Sophia resta malade pendant une bonne partie de la soirée.  Quand elle semblait aller un peu mieux, Elliane l'asseyait et lui passait un gant d'eau froide sur le visage. Elle voyait progressivement la clarté se faire dans son esprit, à travers ses yeux. Elle avait déjà eu une expérience dans ce genre à une de ces soirées. Un gros trou noir entre un énième verre bu et la période flou dans la salle de bain. Personne n'avait été là pour elle à ce moment. C'était quelques temps avant sa rencontre avec lui et tous les autres. Ils s'étaient rencontré à une fête organisée par un organisme mais où personne ne se connaissait vraiment. La parole s'est délié facilement grâce à l'alcool. De fil en aiguille, Elliane avait fini par oublier une partie de la soirée et s'est retrouvée dans une chambre inconnu, un lit inconnu. Heureusement, personne avec elle dans ce lit. Elle était chez un gars qui habitait juste à côté du lieu de la soirée. Son nom à lui, c'était Guillaume. Il était toujours calme et silencieux. Parfois trop silencieux et on se demandait alors quoi dire. Elliane avait compris au bout d'un moment que ne rien dire ça allait aussi pour lui. Et ils se sont rapidement rapproché tous les deux. De simple connaissance, ils sont devenus amis, et ensemble ils ont grandit. Elle ne buvait plus, lui ne fumait plus. Bien sur ça ne s'est pas fait en un jour. Elliane aurait tellement aimé plus. Mais Guillaume ne souhaitait pas l'encourager dans ce sens car leur amitié lui suffisait.

Les yeux de Sophia indiquaient clairement maintenant qu'elle était suffisamment lucide pour rentrer chez elle. Elliane l'aidait à se relever et la soutenait jusque dans le salon. Elle attrapait les affaires que lui indiquait Sophia. Mattis les avait aperçu,  prêtes à partir. Il vint leur dire au revoir. "Merci d'avoir été là! J'espère vraiment qu'on se reverra." Il embrassa sa joue avec tellement de tendresse. Elle se remémora alors Guillaume. Il lui avait un jour proposé de la rejoindre à la sortie de la Fac. Il lui avait fait la bise avec sa douceur habituelle, et ils marchèrent quelques minutes. Installés tous les deux sur la terrasse d'un café, sous le soleil du printemps, il semblait pour la première fois gêné d'être avec elle. "Je sors avec quelqu'un depuis quelques temps". Le silence qui régna à ce moment, le força à continuer, alors que depuis des mois il s'y complaisait. "Je tenais à te le dire en premier parce que je sais que tu m'apprécie beaucoup et je ne veux pas que tu en subisses les conséquences.". Elliane devait accepter la situation sans avoir la possibilité de râler contre quelqu'un d'autre qu'elle même, il avait été encore une fois trop gentil pour qu'elle puisse le blâmer.

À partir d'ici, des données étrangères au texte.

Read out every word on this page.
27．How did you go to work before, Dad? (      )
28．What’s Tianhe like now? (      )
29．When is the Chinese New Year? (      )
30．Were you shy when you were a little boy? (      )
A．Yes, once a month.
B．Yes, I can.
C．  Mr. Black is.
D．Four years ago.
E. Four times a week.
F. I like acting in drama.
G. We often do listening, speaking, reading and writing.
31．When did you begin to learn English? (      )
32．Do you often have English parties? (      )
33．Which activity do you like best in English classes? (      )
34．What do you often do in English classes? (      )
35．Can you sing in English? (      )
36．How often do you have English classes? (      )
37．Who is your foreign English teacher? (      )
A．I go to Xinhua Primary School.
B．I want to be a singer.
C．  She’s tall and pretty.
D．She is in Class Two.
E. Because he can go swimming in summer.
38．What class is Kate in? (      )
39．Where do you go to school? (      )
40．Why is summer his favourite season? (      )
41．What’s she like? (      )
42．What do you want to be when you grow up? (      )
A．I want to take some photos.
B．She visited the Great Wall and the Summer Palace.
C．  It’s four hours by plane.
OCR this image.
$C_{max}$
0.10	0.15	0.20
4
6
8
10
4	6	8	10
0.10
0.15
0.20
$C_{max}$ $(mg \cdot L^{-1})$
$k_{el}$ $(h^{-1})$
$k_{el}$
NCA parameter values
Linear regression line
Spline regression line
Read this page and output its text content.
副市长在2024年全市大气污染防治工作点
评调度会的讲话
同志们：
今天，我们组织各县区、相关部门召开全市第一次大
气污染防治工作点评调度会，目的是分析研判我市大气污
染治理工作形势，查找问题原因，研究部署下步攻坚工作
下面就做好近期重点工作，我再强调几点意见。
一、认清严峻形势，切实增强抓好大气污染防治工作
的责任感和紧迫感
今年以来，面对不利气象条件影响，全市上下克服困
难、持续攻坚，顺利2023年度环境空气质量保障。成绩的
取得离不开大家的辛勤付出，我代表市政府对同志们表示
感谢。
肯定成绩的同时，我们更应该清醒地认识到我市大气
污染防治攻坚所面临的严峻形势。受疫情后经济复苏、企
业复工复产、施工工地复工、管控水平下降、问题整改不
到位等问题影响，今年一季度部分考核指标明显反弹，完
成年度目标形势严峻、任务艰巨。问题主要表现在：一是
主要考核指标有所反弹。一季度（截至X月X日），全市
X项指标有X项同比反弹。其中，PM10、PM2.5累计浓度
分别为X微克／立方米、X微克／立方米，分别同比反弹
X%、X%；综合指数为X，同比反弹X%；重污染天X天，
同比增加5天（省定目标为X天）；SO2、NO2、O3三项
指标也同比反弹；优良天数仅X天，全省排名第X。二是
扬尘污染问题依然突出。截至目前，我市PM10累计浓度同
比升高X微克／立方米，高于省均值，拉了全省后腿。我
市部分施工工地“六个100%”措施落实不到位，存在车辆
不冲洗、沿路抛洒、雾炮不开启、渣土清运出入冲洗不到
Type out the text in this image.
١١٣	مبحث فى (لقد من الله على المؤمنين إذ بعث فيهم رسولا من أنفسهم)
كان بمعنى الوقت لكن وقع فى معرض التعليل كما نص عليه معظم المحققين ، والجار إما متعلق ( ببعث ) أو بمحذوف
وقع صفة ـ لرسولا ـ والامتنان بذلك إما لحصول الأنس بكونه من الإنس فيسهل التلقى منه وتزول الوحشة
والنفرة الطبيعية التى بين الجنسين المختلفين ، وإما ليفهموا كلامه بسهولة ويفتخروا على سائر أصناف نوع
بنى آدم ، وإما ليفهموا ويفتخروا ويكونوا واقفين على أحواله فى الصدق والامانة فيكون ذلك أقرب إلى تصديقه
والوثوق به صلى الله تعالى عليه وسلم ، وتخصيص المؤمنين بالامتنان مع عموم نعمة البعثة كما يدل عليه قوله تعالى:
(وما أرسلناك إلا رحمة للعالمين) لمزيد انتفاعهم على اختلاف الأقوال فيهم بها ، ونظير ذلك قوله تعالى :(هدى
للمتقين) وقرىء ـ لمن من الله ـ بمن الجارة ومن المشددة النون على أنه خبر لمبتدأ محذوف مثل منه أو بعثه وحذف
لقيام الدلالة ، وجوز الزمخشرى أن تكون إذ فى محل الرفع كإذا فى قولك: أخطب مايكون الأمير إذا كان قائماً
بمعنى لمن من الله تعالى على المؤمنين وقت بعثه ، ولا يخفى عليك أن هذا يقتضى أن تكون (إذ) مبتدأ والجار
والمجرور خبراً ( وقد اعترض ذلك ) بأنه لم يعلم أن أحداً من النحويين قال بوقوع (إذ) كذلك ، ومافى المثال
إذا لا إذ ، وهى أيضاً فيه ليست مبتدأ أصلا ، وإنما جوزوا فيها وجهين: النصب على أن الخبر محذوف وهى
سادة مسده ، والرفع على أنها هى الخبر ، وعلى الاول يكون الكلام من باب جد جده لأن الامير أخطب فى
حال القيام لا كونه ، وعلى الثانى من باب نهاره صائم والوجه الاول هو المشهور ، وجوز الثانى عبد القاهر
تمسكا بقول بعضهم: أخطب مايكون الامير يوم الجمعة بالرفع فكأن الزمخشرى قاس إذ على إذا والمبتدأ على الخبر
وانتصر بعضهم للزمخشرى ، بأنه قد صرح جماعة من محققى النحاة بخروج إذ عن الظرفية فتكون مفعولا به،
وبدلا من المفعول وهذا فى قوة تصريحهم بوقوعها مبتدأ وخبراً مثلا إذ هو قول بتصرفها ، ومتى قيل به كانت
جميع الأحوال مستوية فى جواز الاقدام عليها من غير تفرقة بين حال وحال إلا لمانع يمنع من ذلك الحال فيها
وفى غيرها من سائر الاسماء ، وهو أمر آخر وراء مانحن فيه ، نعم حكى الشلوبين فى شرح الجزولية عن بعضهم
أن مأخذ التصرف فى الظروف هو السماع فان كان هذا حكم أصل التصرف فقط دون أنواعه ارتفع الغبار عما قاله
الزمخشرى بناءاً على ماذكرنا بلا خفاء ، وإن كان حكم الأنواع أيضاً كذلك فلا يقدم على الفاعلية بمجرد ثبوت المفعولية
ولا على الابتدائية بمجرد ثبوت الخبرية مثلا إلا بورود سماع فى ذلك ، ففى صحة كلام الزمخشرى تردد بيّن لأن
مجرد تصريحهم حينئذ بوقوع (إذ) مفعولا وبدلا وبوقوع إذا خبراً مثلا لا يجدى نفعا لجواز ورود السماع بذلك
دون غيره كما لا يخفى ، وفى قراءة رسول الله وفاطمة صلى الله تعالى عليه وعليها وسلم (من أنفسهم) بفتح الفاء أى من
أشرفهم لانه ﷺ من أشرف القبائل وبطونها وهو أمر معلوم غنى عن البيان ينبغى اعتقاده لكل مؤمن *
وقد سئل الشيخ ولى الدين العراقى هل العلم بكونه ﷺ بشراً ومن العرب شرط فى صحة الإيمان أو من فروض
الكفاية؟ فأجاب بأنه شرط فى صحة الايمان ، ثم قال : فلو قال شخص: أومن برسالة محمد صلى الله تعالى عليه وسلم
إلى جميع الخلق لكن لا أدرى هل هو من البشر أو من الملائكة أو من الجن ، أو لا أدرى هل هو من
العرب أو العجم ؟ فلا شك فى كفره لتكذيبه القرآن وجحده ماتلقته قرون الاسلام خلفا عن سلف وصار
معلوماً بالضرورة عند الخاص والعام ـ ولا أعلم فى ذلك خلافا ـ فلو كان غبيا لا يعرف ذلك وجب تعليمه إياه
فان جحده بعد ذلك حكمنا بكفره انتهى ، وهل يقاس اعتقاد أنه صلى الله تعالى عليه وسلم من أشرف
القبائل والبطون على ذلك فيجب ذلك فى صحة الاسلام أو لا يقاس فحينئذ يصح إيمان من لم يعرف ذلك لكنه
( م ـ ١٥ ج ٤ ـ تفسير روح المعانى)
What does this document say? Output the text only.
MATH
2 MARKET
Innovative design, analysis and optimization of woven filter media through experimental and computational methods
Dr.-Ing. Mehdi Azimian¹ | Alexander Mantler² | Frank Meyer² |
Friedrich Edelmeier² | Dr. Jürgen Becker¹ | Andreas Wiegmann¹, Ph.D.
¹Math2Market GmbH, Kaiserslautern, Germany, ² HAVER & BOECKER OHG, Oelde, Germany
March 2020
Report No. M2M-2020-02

Sans rien répondre elle avait payé sa consommation et avait repris seule le chemin jusque chez elle. 

Sophia dû à son tour soutenir Elliane, qui s'était mise à pleurer sans raison en sortant de chez Mattis. Elle lui raconta toute l'histoire, et elle s'en retrouva allégée. Sophia lui proposa de rester dormir chez elle. Depuis que Guillaume lui avait annoncé ce soir là qu'il sortait avec une certaine Charlène, Elliane voulait pleurer mais pas une seule larme n'avait coulé sur ses joues. Et depuis, seule une grosse boule dans sa gorge se manifestait parfois quand elle y pensais. C'était la première fois, et surement la dernière, qu'elle se laissait aller. Cela l'avait libérée.